Imagine a handful of companies which own every piece of infrastructure in your city. One company owns every road, every sign, every map. Thats their platform: they decide which streets are visible and where traffic flows. That is the state of the internet today. A few companies with quasi-monopolistic standing that set the rules for the entire web. Long gone is the dream of a decentralised democratic “sharing economy” — the reality is a “platform economy”, where platforms like Amazon, Instagram, or the App Store can decide who and what is relevant.
But is there another way? Can we build platforms that internalise the early ideas of the internet — a decentralised network of information and commerce?
That was the leading question of the paper by Fabian Stiehle, Markus Funke, Patricia Lago, Ingo Weber: Designing Value-Based Platforms: Architectural Strategies Derived from the Digital Markets Act, which was accepted as a short paper at ICSA 2026. A Preprint is available here.

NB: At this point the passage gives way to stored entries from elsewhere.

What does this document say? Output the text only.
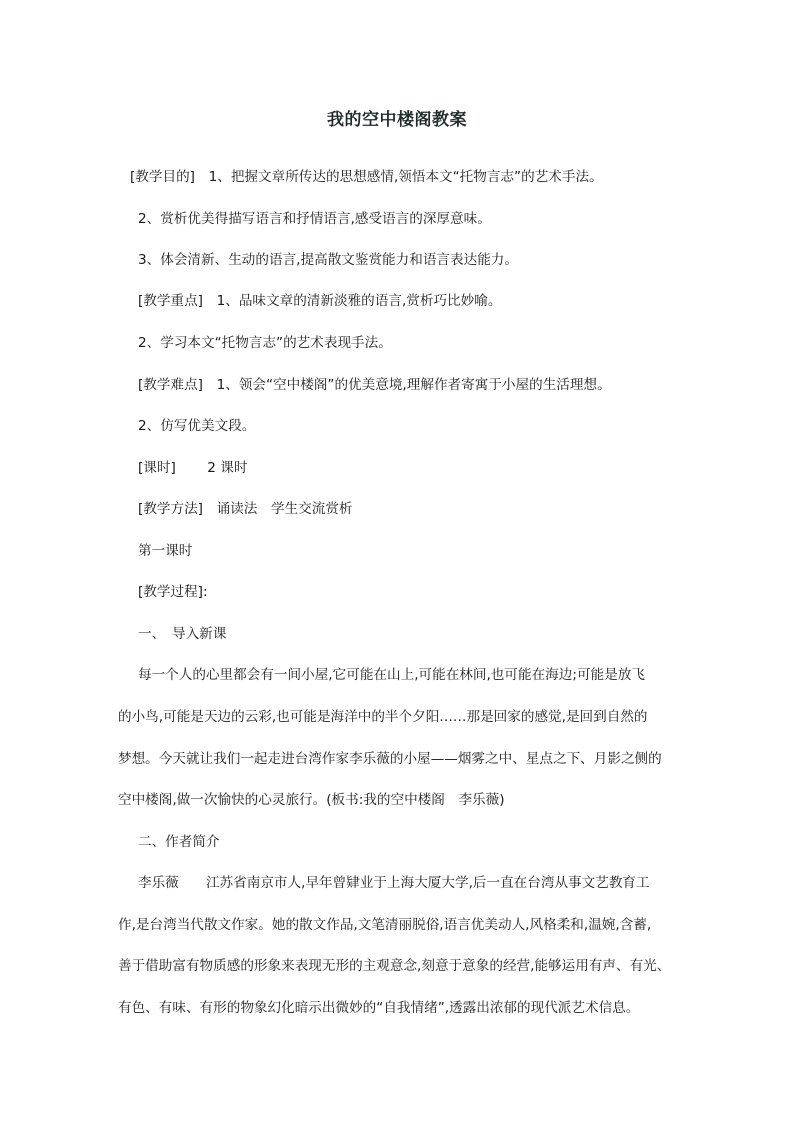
我的空中楼阁教案
[教学目的]　1、把握文章所传达的思想感情,领悟本文“托物言志”的艺术手法。
2、赏析优美得描写语言和抒情语言,感受语言的深厚意味。
3、体会清新、生动的语言,提高散文鉴赏能力和语言表达能力。
[教学重点]　1、品味文章的清新淡雅的语言,赏析巧比妙喻。
2、学习本文“托物言志”的艺术表现手法。
[教学难点]　1、领会“空中楼阁”的优美意境,理解作者寄寓于小屋的生活理想。
2、仿写优美文段。
[课时]　　 2 课时
[教学方法]　诵读法　学生交流赏析
第一课时
[教学过程]:
一、　导入新课
每一个人的心里都会有一间小屋,它可能在山上,可能在林间,也可能在海边;可能是放飞
的小鸟,可能是天边的云彩,也可能是海洋中的半个夕阳……那是回家的感觉,是回到自然的
梦想。今天就让我们一起走进台湾作家李乐薇的小屋——烟雾之中、星点之下、月影之侧的
空中楼阁,做一次愉快的心灵旅行。(板书:我的空中楼阁　李乐薇)
二、作者简介
李乐薇　　江苏省南京市人,早年曾肄业于上海大厦大学,后一直在台湾从事文艺教育工
作,是台湾当代散文作家。她的散文作品,文笔清丽脱俗,语言优美动人,风格柔和,温婉,含蓄,
善于借助富有物质感的形象来表现无形的主观意念,刻意于意象的经营,能够运用有声、有光、
有色、有味、有形的物象幻化暗示出微妙的“自我情绪”,透露出浓郁的现代派艺术信息。
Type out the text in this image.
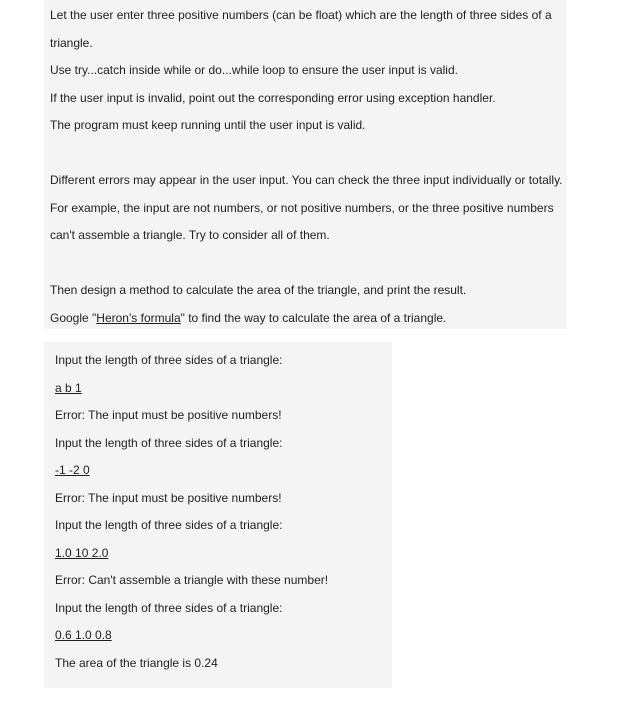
Let the user enter three positive numbers (can be float) which are the length of three sides of a
triangle.
Use try...catch inside while or do...while loop to ensure the user input is valid.
If the user input is invalid, point out the corresponding error using exception handler.
The program must keep running until the user input is valid.
Different errors may appear in the user input. You can check the three input individually or totally.
For example, the input are not numbers, or not positive numbers, or the three positive numbers
can't assemble a triangle. Try to consider all of them.
Then design a method to calculate the area of the triangle, and print the result.
Google "Heron's formula" to find the way to calculate the area of a triangle.
Input the length of three sides of a triangle:
a b 1
Error: The input must be positive numbers!
Input the length of three sides of a triangle:
-1 -2 0
Error: The input must be positive numbers!
Input the length of three sides of a triangle:
1.0 10 2.0
Error: Can't assemble a triangle with these number!
Input the length of three sides of a triangle:
0.6 1.0 0.8
The area of the triangle is 0.24
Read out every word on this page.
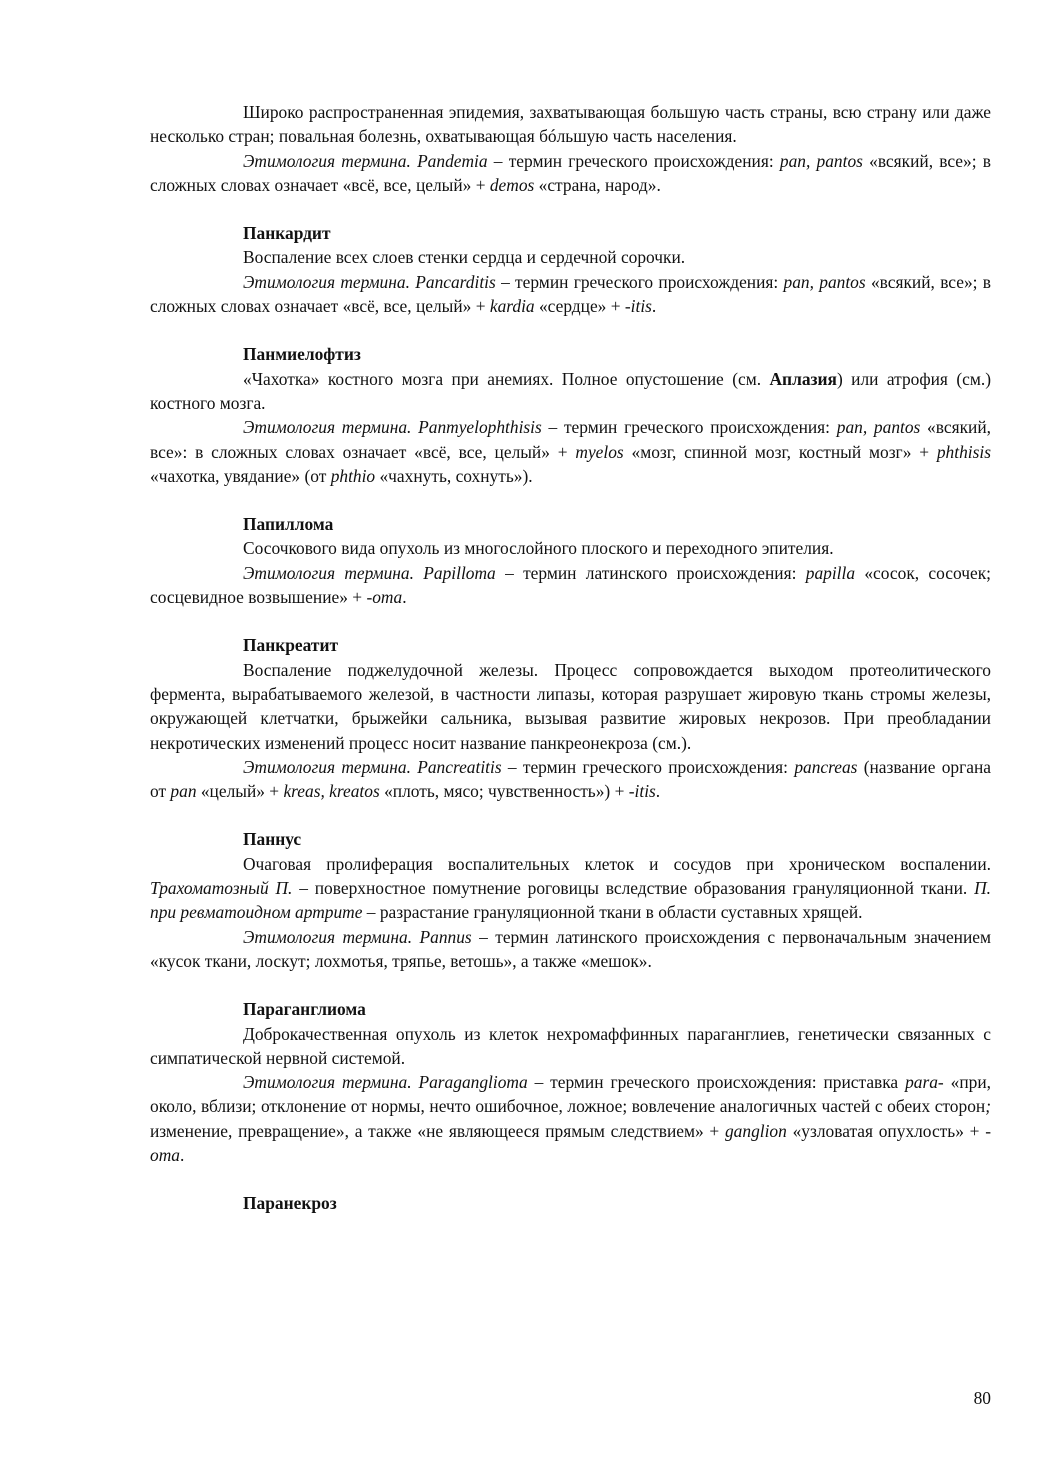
Широко распространенная эпидемия, захватывающая большую часть страны, всю страну или даже несколько стран; повальная болезнь, охватывающая бóльшую часть населения.

Этимология термина. Pandemia – термин греческого происхождения: pan, pantos «всякий, все»; в сложных словах означает «всё, все, целый» + demos «страна, народ».

Панкардит

Воспаление всех слоев стенки сердца и сердечной сорочки.

Этимология термина. Pancarditis – термин греческого происхождения: pan, pantos «всякий, все»; в сложных словах означает «всё, все, целый» + kardia «сердце» + -itis.

Панмиелофтиз

«Чахотка» костного мозга при анемиях. Полное опустошение (см. Аплазия) или атрофия (см.) костного мозга.

Этимология термина. Panmyelophthisis – термин греческого происхождения: pan, pantos «всякий, все»: в сложных словах означает «всё, все, целый» + myelos «мозг, спинной мозг, костный мозг» + phthisis «чахотка, увядание» (от phthio «чахнуть, сохнуть»).

Папиллома

Сосочкового вида опухоль из многослойного плоского и переходного эпителия.

Этимология термина. Papilloma – термин латинского происхождения: papilla «сосок, сосочек; сосцевидное возвышение» + -oma.

Панкреатит

Воспаление поджелудочной железы. Процесс сопровождается выходом протеолитического фермента, вырабатываемого железой, в частности липазы, которая разрушает жировую ткань стромы железы, окружающей клетчатки, брыжейки сальника, вызывая развитие жировых некрозов. При преобладании некротических изменений процесс носит название панкреонекроза (см.).

Этимология термина. Pancreatitis – термин греческого происхождения: pancreas (название органа от pan «целый» + kreas, kreatos «плоть, мясо; чувственность») + -itis.

Паннус

Очаговая пролиферация воспалительных клеток и сосудов при хроническом воспалении. Трахоматозный П. – поверхностное помутнение роговицы вследствие образования грануляционной ткани. П. при ревматоидном артрите – разрастание грануляционной ткани в области суставных хрящей.

Этимология термина. Pannus – термин латинского происхождения с первоначальным значением «кусок ткани, лоскут; лохмотья, тряпье, ветошь», а также «мешок».

Параганглиома

Доброкачественная опухоль из клеток нехромаффинных параганглиев, генетически связанных с симпатической нервной системой.

Этимология термина. Paraganglioma – термин греческого происхождения: приставка para- «при, около, вблизи; отклонение от нормы, нечто ошибочное, ложное; вовлечение аналогичных частей с обеих сторон; изменение, превращение», а также «не являющееся прямым следствием» + ganglion «узловатая опухлость» + -oma.

Паранекроз

80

The EUs Digital Markets Act provides a first judicial attempt to bear with the consequences of the anti-competitive markets these platforms have created.
However, what does this mean for the architecture of platforms? Can the DMA guide platform design?
From a system design or broader technical perspective, the implications of the DMA have not been studied so far. Using systematic methods from qualitative coding and thematic analysis, they investigated the DMA from a technical perspective and derived eight high-level design strategies that serve as fundamental approaches towards design goals like ‘fair practice’, or ‘user choice’ (as envisioned by the DMA). They also investigated how compliance with the DMA has been achieved.
While the DMA obligations challenge existing platform designs, they also create new opportunities for designing services within these huge ecosystems. Thus both the strategies are discussed.
This work is a first step towards filling this pressing gap in the architecture of platform ecosystems, i.e., how to incorporate abstract human values—like fairness—in their architecture.
We wish to congratulate Fabian Stiehle, Markus Funke, Patricia Lago and Ingo Weber on their upcoming publication and presentation at the ICSA 2026.
The research is partially funded by the Network Institute, Vrije Universiteit Amsterdam through the Network Institute Research Visit program that hosted Fabian Stiehle in 2025.